4) This past week, the Supreme Court heard a case involving the right to privacy of those who sign petitions to put initiatives on the ballot.  There is a lot of stuff going on in this case, gay rights, the experience of those in California who were targeted for supporting Prop 8, the difference between voting and legislating, etc., but overall, it’s a perfect illustration of how complicated our understanding of public and private has gotten.  We leave those lists open to scrutiny so we can prevent fraud — people signing “Mickey Mouse” — but public when you can go look at the list at the clerks’ office and public when you can post information online for millions to see are two different things.  There may be reasons we want to make these names public other than to prevent fraud (Justice Scalia thinks so), but are there other ways fraud could be detected among signatories that would not require an open examination of all petition signers’ names?  Could modern technology help us detect odd patterns, fake names and more without revealing individual identities?

In the mix…Google reveals how many government requests for data it gets, Amazon tries First Amendment privacy argument, and the World Bank opens its databases

Wednesday, April 21st, 2010

1) Google is providing data on how many government requests they get for data. As various people have pointed out, the site has its limitations, but it’s still fascinating.  We’ve been thinking a lot about how attractive our datatrust would be to governments, and how we can best deal with requests and remain transparent.  This seems like a good option and maybe something all companies should consider doing.
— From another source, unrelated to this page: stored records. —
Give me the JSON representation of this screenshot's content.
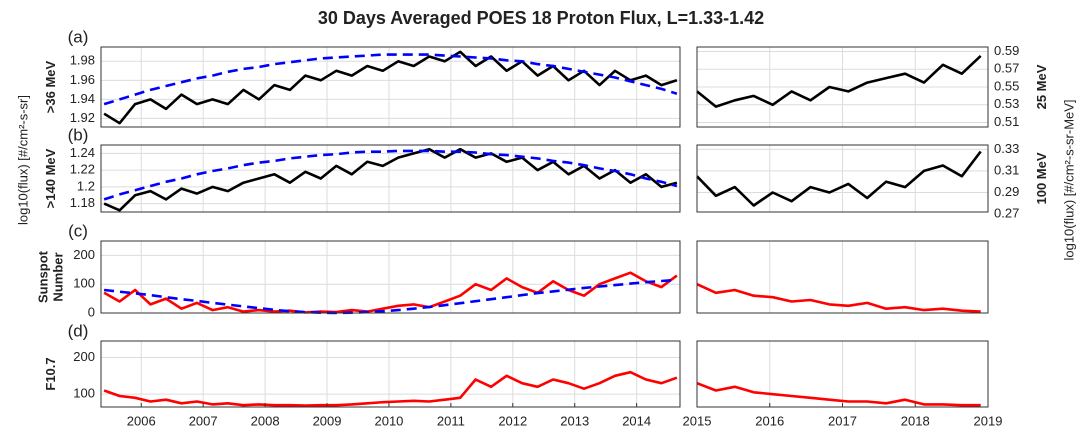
{
  "title": "30 Days Averaged POES 18 Proton Flux, L=1.33-1.42",
  "left_label": "log10(flux) [#/cm²-s-sr]",
  "right_label": "log10(flux) [#/cm²-s-sr-MeV]",
  "chart_data": [
    {
      "type": "line",
      "label": "(a)",
      "ylabel": [
        ">36 MeV"
      ],
      "ylim": [
        1.911,
        1.995
      ],
      "yticks": [
        1.92,
        1.94,
        1.96,
        1.98
      ],
      "grid": true,
      "x": [
        2005.4,
        2005.65,
        2005.9,
        2006.15,
        2006.4,
        2006.65,
        2006.9,
        2007.15,
        2007.4,
        2007.65,
        2007.9,
        2008.15,
        2008.4,
        2008.65,
        2008.9,
        2009.15,
        2009.4,
        2009.65,
        2009.9,
        2010.15,
        2010.4,
        2010.65,
        2010.9,
        2011.15,
        2011.4,
        2011.65,
        2011.9,
        2012.15,
        2012.4,
        2012.65,
        2012.9,
        2013.15,
        2013.4,
        2013.65,
        2013.9,
        2014.15,
        2014.4,
        2014.65
      ],
      "series": [
        {
          "color": "#000000",
          "values": [
            1.925,
            1.915,
            1.935,
            1.94,
            1.93,
            1.945,
            1.935,
            1.94,
            1.935,
            1.95,
            1.94,
            1.955,
            1.95,
            1.965,
            1.96,
            1.97,
            1.965,
            1.975,
            1.97,
            1.98,
            1.975,
            1.985,
            1.98,
            1.99,
            1.975,
            1.985,
            1.97,
            1.98,
            1.965,
            1.975,
            1.96,
            1.97,
            1.955,
            1.97,
            1.96,
            1.965,
            1.955,
            1.96
          ]
        },
        {
          "color": "#0000ff",
          "dashed": true,
          "values": [
            1.935,
            1.94,
            1.945,
            1.95,
            1.954,
            1.958,
            1.962,
            1.965,
            1.969,
            1.972,
            1.974,
            1.977,
            1.979,
            1.981,
            1.983,
            1.984,
            1.985,
            1.986,
            1.987,
            1.987,
            1.987,
            1.987,
            1.986,
            1.985,
            1.984,
            1.983,
            1.981,
            1.98,
            1.977,
            1.975,
            1.972,
            1.969,
            1.966,
            1.963,
            1.959,
            1.955,
            1.951,
            1.946
          ]
        }
      ]
    },
    {
      "type": "line",
      "ylabel": [
        "25 MeV"
      ],
      "ylim": [
        0.505,
        0.595
      ],
      "yticks": [
        0.51,
        0.53,
        0.55,
        0.57,
        0.59
      ],
      "grid": true,
      "x": [
        2015,
        2015.26,
        2015.52,
        2015.78,
        2016.04,
        2016.3,
        2016.56,
        2016.82,
        2017.08,
        2017.34,
        2017.6,
        2017.86,
        2018.12,
        2018.38,
        2018.64,
        2018.9
      ],
      "series": [
        {
          "color": "#000000",
          "values": [
            0.545,
            0.528,
            0.535,
            0.54,
            0.53,
            0.545,
            0.535,
            0.55,
            0.545,
            0.555,
            0.56,
            0.565,
            0.555,
            0.575,
            0.565,
            0.585
          ]
        }
      ]
    },
    {
      "type": "line",
      "label": "(b)",
      "ylabel": [
        ">140 MeV"
      ],
      "ylim": [
        1.17,
        1.25
      ],
      "yticks": [
        1.18,
        1.2,
        1.22,
        1.24
      ],
      "grid": true,
      "x": [
        2005.4,
        2005.65,
        2005.9,
        2006.15,
        2006.4,
        2006.65,
        2006.9,
        2007.15,
        2007.4,
        2007.65,
        2007.9,
        2008.15,
        2008.4,
        2008.65,
        2008.9,
        2009.15,
        2009.4,
        2009.65,
        2009.9,
        2010.15,
        2010.4,
        2010.65,
        2010.9,
        2011.15,
        2011.4,
        2011.65,
        2011.9,
        2012.15,
        2012.4,
        2012.65,
        2012.9,
        2013.15,
        2013.4,
        2013.65,
        2013.9,
        2014.15,
        2014.4,
        2014.65
      ],
      "series": [
        {
          "color": "#000000",
          "values": [
            1.18,
            1.172,
            1.19,
            1.195,
            1.185,
            1.198,
            1.192,
            1.2,
            1.195,
            1.205,
            1.21,
            1.215,
            1.205,
            1.218,
            1.21,
            1.225,
            1.215,
            1.23,
            1.225,
            1.235,
            1.24,
            1.245,
            1.235,
            1.245,
            1.235,
            1.24,
            1.23,
            1.235,
            1.22,
            1.23,
            1.215,
            1.225,
            1.21,
            1.22,
            1.205,
            1.215,
            1.2,
            1.205
          ]
        },
        {
          "color": "#0000ff",
          "dashed": true,
          "values": [
            1.185,
            1.191,
            1.196,
            1.201,
            1.206,
            1.21,
            1.215,
            1.219,
            1.222,
            1.226,
            1.229,
            1.231,
            1.234,
            1.236,
            1.238,
            1.239,
            1.241,
            1.242,
            1.242,
            1.243,
            1.243,
            1.243,
            1.242,
            1.242,
            1.241,
            1.239,
            1.238,
            1.236,
            1.234,
            1.231,
            1.229,
            1.226,
            1.222,
            1.219,
            1.215,
            1.21,
            1.206,
            1.201
          ]
        }
      ]
    },
    {
      "type": "line",
      "ylabel": [
        "100 MeV"
      ],
      "ylim": [
        0.272,
        0.334
      ],
      "yticks": [
        0.27,
        0.29,
        0.31,
        0.33
      ],
      "grid": true,
      "x": [
        2015,
        2015.26,
        2015.52,
        2015.78,
        2016.04,
        2016.3,
        2016.56,
        2016.82,
        2017.08,
        2017.34,
        2017.6,
        2017.86,
        2018.12,
        2018.38,
        2018.64,
        2018.9
      ],
      "series": [
        {
          "color": "#000000",
          "values": [
            0.305,
            0.287,
            0.295,
            0.278,
            0.29,
            0.282,
            0.295,
            0.29,
            0.298,
            0.285,
            0.3,
            0.295,
            0.31,
            0.315,
            0.305,
            0.328
          ]
        }
      ]
    },
    {
      "type": "line",
      "label": "(c)",
      "ylabel": [
        "Sunspot",
        "Number"
      ],
      "ylim": [
        0,
        250
      ],
      "yticks": [
        0,
        100,
        200
      ],
      "grid": true,
      "x": [
        2005.4,
        2005.65,
        2005.9,
        2006.15,
        2006.4,
        2006.65,
        2006.9,
        2007.15,
        2007.4,
        2007.65,
        2007.9,
        2008.15,
        2008.4,
        2008.65,
        2008.9,
        2009.15,
        2009.4,
        2009.65,
        2009.9,
        2010.15,
        2010.4,
        2010.65,
        2010.9,
        2011.15,
        2011.4,
        2011.65,
        2011.9,
        2012.15,
        2012.4,
        2012.65,
        2012.9,
        2013.15,
        2013.4,
        2013.65,
        2013.9,
        2014.15,
        2014.4,
        2014.65
      ],
      "series": [
        {
          "color": "#ff0000",
          "values": [
            70,
            40,
            80,
            30,
            50,
            15,
            35,
            10,
            20,
            5,
            10,
            5,
            8,
            2,
            5,
            3,
            10,
            5,
            15,
            25,
            30,
            20,
            40,
            60,
            100,
            80,
            120,
            90,
            70,
            110,
            80,
            60,
            100,
            120,
            140,
            110,
            90,
            130
          ]
        },
        {
          "color": "#0000ff",
          "dashed": true,
          "values": [
            80,
            74,
            68,
            62,
            55,
            48,
            42,
            35,
            29,
            23,
            17,
            11,
            6,
            3,
            1,
            0,
            1,
            3,
            6,
            10,
            15,
            21,
            27,
            34,
            41,
            48,
            55,
            62,
            69,
            75,
            81,
            87,
            92,
            97,
            102,
            107,
            111,
            115
          ]
        }
      ]
    },
    {
      "type": "line",
      "ylim": [
        0,
        250
      ],
      "grid": true,
      "x": [
        2015,
        2015.26,
        2015.52,
        2015.78,
        2016.04,
        2016.3,
        2016.56,
        2016.82,
        2017.08,
        2017.34,
        2017.6,
        2017.86,
        2018.12,
        2018.38,
        2018.64,
        2018.9
      ],
      "series": [
        {
          "color": "#ff0000",
          "values": [
            100,
            70,
            80,
            60,
            55,
            40,
            45,
            30,
            25,
            35,
            15,
            20,
            10,
            15,
            8,
            5
          ]
        }
      ]
    },
    {
      "type": "line",
      "label": "(d)",
      "ylabel": [
        "F10.7"
      ],
      "ylim": [
        65,
        245
      ],
      "yticks": [
        100,
        200
      ],
      "grid": true,
      "xlim": [
        2005.35,
        2014.7
      ],
      "xticks": [
        2006,
        2007,
        2008,
        2009,
        2010,
        2011,
        2012,
        2013,
        2014
      ],
      "x": [
        2005.4,
        2005.65,
        2005.9,
        2006.15,
        2006.4,
        2006.65,
        2006.9,
        2007.15,
        2007.4,
        2007.65,
        2007.9,
        2008.15,
        2008.4,
        2008.65,
        2008.9,
        2009.15,
        2009.4,
        2009.65,
        2009.9,
        2010.15,
        2010.4,
        2010.65,
        2010.9,
        2011.15,
        2011.4,
        2011.65,
        2011.9,
        2012.15,
        2012.4,
        2012.65,
        2012.9,
        2013.15,
        2013.4,
        2013.65,
        2013.9,
        2014.15,
        2014.4,
        2014.65
      ],
      "series": [
        {
          "color": "#ff0000",
          "values": [
            110,
            95,
            90,
            80,
            85,
            75,
            80,
            72,
            75,
            70,
            72,
            70,
            70,
            69,
            70,
            70,
            72,
            75,
            78,
            80,
            82,
            80,
            85,
            90,
            140,
            120,
            150,
            130,
            120,
            140,
            130,
            115,
            130,
            150,
            160,
            140,
            130,
            145
          ]
        }
      ]
    },
    {
      "type": "line",
      "ylim": [
        65,
        245
      ],
      "grid": true,
      "xlim": [
        2015,
        2019
      ],
      "xticks": [
        2015,
        2016,
        2017,
        2018,
        2019
      ],
      "x": [
        2015,
        2015.26,
        2015.52,
        2015.78,
        2016.04,
        2016.3,
        2016.56,
        2016.82,
        2017.08,
        2017.34,
        2017.6,
        2017.86,
        2018.12,
        2018.38,
        2018.64,
        2018.9
      ],
      "series": [
        {
          "color": "#ff0000",
          "values": [
            130,
            110,
            120,
            105,
            100,
            95,
            90,
            85,
            80,
            80,
            75,
            85,
            72,
            72,
            70,
            70
          ]
        }
      ]
    }
  ]
}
2) In related news, Amazon is refusing the state of North Carolina’s request for its customer data. North Carolina wants the names and addresses of every customer and what they bought since 2003!  They want to audit Amazon’s compliance with North Carolina’s state tax laws.  I think NC’s request is nuts–are they really prepared to go through 50 million purchases?  It may just be legal posturing, given Amazon already gave them anonymized data on the purchases of NC residents, but what’s really interesting to me is Amazon’s argument that its customers have First Amendment rights in their purchases.  I heard a similar argument at a talk at NYU a few months ago, that instead of arguing privacy rights, which are not explicitly defined in the Constitution, we should be arguing for freedom of association rights when we seek to protect ourselves from data requests like this.  Interesting to see where this goes.

3) The World Bank is opening up its development data. This is data people used to pay for and now it’s free, so it’s exciting news.  But as with most public data out there, it’s really just indicators, aggregates, statistics, and such, rather than raw data you can query in an open-ended way.  Wouldn’t that be really exciting?